​UN report shows HRC co-sponsors must work to ensure Sri Lanka implements OISL recommendations

By Together Against Genocide (TAG), Friday, December 09 2016
The United Nations Committee Against Torture (UNCAT) report on Sri Lanka, calls into question President Siresena and Prime Minister Wickremesinghe’s commitment to the promised full implementation of UN Human Rights Council (HRC) Resolution 30-1.
Contrary to recommendation 12 of the UN OISL report, not only has the Sirisena government failed to vet military and security force personnel, it has re-appointed Sisira Mendis as Chief of National Intelligence, despite his links to some of the most egregious allegations of torture. The significance of Mendis’s membership of Sri Lanka’s delegation to the UNCAT was not lost on the Committee. The report states:

In this regard, the Committee was alarmed by the presence of the Chief of National Intelligence, Sisira Mendis, as part of the Sri Lankan delegation, since he was the Deputy Inspector General of the CID from March 2008 to June 2009. The Committee observed that Mr.
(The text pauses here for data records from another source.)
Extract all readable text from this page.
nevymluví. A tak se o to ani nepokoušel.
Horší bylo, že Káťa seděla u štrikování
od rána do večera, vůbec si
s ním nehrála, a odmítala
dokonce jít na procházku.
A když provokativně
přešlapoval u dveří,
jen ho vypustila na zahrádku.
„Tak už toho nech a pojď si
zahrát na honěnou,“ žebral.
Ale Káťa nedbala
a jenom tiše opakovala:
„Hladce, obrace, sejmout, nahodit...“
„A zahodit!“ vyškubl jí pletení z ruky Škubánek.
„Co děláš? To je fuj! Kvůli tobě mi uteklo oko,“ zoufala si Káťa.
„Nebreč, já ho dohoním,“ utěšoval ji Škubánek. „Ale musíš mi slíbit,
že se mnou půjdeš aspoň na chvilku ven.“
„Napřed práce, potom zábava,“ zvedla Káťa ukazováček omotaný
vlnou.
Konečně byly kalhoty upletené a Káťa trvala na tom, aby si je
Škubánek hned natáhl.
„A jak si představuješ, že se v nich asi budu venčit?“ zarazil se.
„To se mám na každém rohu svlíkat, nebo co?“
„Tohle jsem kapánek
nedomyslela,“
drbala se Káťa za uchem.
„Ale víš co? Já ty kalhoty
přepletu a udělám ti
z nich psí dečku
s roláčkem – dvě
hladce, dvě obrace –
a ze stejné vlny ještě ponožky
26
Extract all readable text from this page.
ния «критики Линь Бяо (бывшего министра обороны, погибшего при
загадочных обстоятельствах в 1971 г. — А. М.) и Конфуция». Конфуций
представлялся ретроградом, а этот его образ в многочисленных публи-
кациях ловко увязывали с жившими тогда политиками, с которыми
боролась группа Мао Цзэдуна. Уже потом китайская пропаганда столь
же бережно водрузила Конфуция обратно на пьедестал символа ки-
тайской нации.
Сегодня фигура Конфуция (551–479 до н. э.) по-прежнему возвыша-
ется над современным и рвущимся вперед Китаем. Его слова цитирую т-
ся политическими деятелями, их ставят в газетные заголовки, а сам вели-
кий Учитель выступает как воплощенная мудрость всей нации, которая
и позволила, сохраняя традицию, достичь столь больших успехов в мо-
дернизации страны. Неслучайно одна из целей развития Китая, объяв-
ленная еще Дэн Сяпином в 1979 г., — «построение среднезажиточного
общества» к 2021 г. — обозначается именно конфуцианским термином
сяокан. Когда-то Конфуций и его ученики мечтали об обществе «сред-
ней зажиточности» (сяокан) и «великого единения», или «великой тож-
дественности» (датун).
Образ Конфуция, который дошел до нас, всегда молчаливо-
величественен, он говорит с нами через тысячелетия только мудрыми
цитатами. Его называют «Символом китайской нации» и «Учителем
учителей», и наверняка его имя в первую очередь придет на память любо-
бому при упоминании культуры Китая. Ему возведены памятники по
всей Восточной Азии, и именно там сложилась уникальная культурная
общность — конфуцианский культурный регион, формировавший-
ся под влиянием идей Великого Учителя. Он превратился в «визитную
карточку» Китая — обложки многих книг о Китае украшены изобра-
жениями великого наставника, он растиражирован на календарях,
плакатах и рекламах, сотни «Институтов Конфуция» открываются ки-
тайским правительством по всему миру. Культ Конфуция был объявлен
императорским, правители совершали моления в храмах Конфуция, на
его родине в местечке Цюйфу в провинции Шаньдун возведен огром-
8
Mendis is named in the OISL Report, which notes that the CID’s “4th Floor” facility at police headquarters in Colombo was known as a notorious site of torture. The OISL report also recounts allegations of widespread torture, including sexual violence, perpetrated against individuals detained at Manik Farm camp and elsewhere in the aftermath of the conflict by personnel of the CID and the TID over which Mr. Mendis also allegedly exercised supervisory authority until June 2009.
In consensually adopting HRC Resolution 30-1 in October 2015, the Government of Sri Lanka welcomed and agreed to implement the recommendations of the OISL. Mendis’s position sits uneasily with OISL Recommendation 12 and HRC 30-1 clause 7:  

OISL Recommendation 12: Develop a fully-fledged vetting process respecting due process to remove from office military and security force personnel and any other public official where there are reasonable grounds to believe that they were involved in human rights violations;

HRC 30-1 7: Encourages the Government of Sri Lanka to reform its domestic law to ensure that it can implement effectively its own commitments, the recommendations made in the report of the Lessons Learnt and Reconciliation Commission, as well as the recommendations of the report of the Office of the High Commissioner, including by allowing for, in a manner consistent with its international obligations, the trial and punishment of those most responsible for the full range of crimes under the general principles of law recognized by the community of nations relevant to violations and abuses of human rights and violations of international humanitarian law, including during the period covered by the Lessons Learnt and Reconciliation Commission;
An adequate vetting process would ensure that alleged war criminals do not continue to hold official positions and represent Sri Lanka in international forums such as the UNCAT. Individuals identified as alleged perpetrators of war crimes and crimes against humanity are precisely those who will be investigated and prosecuted under a credible, independent mechanism that meets the OISL guidelines.
The vast majority of victims of Sisira’s alleged torture were of Tamil ethnicity.  By sending a man accused of responsibility for systemic and grotesque torture, including sexual violence, Sri Lanka is signalling that it has little intention of complying with resolution 30-1. TAG is concerned that this also signals that Sri Lanka intends to continue to allow the persecution of its ethnic Tamil community through torture and other human rights violations.

Co-sponsors of HRC Resolution 30-1 should hold Sri Lanka to its commitments and ensure full implementation of the OISL recommendations.